Asking the Lord to continue to provide “our daily bread,” the Laurens County community came together Saturday to begin the conversion of the Exchange Building and Fairgrounds into South Carolina’s first county-supported Agriculture & Business Center, a $7.98 Million Capital Projects Sales Tax project.
Inviting everyone to recite The Lord’s Prayer, State Senator Danny Verdin said the iconic prayer is “as poignant a messes to agrarians, agriculturalists, and agribusiness as any prayer that can be offered, imploring the Lord to provide our daily needs, our daily sustenance.”
During the August 12 groundbreaking, speakers continually harkened back to Laurens County’s Agricultural heritage. In a time when “tax increase” are despised words, the farmers and agribusinesses “pushed this project over the finish line” so a single penny paid by everyone - residents and visitors alike - would translate into 16 community enhancement projects.

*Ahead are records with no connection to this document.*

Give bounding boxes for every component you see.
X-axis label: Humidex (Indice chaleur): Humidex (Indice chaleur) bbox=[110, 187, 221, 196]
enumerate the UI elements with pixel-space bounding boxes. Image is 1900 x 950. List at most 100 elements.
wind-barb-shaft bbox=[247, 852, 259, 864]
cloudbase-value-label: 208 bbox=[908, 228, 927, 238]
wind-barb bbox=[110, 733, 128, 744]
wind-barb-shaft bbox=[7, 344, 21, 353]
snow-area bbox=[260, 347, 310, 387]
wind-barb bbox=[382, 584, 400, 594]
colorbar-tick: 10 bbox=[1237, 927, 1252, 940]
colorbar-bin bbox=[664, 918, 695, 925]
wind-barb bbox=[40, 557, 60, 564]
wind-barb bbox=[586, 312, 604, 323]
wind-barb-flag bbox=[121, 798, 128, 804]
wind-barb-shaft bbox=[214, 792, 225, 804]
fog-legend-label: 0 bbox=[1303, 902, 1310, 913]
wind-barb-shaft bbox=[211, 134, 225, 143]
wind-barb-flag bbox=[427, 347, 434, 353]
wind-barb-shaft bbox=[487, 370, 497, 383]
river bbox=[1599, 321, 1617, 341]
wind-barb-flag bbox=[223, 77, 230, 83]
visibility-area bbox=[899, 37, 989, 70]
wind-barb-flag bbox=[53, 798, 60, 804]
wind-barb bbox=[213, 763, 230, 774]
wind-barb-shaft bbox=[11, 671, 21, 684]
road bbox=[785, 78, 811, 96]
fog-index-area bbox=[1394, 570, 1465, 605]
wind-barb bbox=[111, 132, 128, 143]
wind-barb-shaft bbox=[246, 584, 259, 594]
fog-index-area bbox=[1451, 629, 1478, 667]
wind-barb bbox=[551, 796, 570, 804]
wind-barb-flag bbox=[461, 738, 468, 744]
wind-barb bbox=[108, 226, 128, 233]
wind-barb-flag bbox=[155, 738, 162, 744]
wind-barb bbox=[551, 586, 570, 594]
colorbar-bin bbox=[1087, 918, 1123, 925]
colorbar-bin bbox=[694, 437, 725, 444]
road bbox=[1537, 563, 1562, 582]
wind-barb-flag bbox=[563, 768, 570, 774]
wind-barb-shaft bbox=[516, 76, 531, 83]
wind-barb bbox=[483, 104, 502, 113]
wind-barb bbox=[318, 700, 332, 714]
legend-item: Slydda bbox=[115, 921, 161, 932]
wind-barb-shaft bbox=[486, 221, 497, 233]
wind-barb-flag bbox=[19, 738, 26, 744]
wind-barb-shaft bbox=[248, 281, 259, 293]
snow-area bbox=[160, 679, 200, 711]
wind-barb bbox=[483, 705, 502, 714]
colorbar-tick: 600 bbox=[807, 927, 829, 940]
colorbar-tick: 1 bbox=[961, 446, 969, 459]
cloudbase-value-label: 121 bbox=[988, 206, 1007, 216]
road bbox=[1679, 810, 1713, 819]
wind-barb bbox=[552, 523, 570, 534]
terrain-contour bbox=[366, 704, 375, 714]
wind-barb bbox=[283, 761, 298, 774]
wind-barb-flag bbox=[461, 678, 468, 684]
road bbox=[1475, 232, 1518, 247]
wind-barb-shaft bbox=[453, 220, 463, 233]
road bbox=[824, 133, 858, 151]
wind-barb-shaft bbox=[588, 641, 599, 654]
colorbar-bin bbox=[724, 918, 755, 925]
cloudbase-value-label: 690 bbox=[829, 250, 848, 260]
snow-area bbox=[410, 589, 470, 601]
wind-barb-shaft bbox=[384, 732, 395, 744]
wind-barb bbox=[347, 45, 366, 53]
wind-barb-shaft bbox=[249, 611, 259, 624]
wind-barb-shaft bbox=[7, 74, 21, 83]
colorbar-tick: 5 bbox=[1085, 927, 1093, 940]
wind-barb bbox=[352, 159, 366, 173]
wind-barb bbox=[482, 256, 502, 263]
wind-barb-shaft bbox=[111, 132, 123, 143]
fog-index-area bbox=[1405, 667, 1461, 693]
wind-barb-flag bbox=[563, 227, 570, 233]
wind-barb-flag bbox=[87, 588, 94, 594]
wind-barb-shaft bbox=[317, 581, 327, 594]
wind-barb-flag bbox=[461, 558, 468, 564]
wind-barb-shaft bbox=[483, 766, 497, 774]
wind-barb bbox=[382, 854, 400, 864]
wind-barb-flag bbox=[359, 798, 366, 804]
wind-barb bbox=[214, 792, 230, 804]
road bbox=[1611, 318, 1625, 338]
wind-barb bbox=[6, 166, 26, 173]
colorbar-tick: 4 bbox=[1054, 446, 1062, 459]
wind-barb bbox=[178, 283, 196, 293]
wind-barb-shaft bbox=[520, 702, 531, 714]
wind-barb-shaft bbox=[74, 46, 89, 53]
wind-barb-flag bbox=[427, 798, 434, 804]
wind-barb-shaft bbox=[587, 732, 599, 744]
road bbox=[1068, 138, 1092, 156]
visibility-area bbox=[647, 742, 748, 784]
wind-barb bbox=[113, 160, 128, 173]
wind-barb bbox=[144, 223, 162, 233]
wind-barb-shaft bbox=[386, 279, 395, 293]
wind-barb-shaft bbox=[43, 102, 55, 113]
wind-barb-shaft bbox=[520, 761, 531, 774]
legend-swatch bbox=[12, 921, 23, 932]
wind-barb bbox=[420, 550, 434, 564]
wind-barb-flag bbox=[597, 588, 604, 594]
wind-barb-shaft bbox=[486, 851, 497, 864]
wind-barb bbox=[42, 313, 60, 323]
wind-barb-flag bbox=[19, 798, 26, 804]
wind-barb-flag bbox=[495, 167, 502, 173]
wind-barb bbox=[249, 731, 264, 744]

The grandest vision of all is this 2-phase project to breath new life into the Exchange Building, part of a 1930s fairgrounds, and to construct ag-shows outbuildings, a covered horse arena, and new offices for the Clemson Extension Service and the SC Forestry Commission.
“I see Laurens High FFA members here,” said Annette Bodie, an agriculture teacher and Agriculture Committee member. “This is for you and for 4-Hers all over the state.”
She said that 6 years ago, she shared a vision. “Thank you for supporting this Agriculture Center. Six years ago I went to a church friend of mine and said, ‘I have a vision’ — this is the first county-related ag center in South Carolina. We toured places in Georgia and North Carolina and we have taken bits and pieces from those to make the finest center we can for our community and neighboring communities.”
Speakers at the ground-breaking, in addition to Verdin and Bodie, were Brown Patterson, chairman of the Laurens County Council; Connie Daniels, representing the Laurens County Fair Foundation; Walter Hughes, chairman of the CPST Committee; Bobby Smith, vice-chairman of the CPST Committee; and Andy Howard, Laurens County Parks and Recreation Director. They expressed thanks to the community and to GMK and Thomas and Hutton, the companies responsible for bringing the Agriculture & Business Center vision to life.
After build-out of this phase, Patterson said there are proposals for an even larger events arena “down the hill.” Part of the land acquired for this project adjoins The Ridge recreation center, owned and operated by the City of Laurens.
“This will become the place to be for horse shows, flower shows, and everything in between,” Patterson said.
It will be built by “everyone who will benefit from this project,” Patterson said, and not by just property taxpayers. A one penny additional tax on sales to residents and visitors alike - the more visitors this ag center generates, the more money comes in through the sales tax - funds completion of the Capital Projects Sales Tax projects, sunsetting after 8 years. The tax can be renewed with a new set of projects, and an additional approval by the voters.
Daniels said the Laurens County Fair Association tried for many years to get an ag-center - scaled down from what now is proposed - built but they just didn’t have the wherewithall. Now, that association is revamping into the Laurens County Fair Foundation and is offering its $1.4 Million back to the community in the form of grants to community organizations. She said the Laurens County Agriculture & Business Center is the “stepping stone” to the massive T. Ed Garrison Arena at Clemson University, (1991 and 1997 in Pendleton), recognized as one of the premier multi-purpose livestock facilities in the Southeast.
Farmers put the sales tax “over the finish line,” Smith said.
“History says taxes don’t go over well in this community, especially among farmers who have it hard to start with - you’re trying to earn a profit, that’s not easy to do. This project, I may not say ‘most important’ but from a political standpoint, this is what got the penny sales tax over the finish line,” he said. “This helps young people who want to be farmers stay in our community.”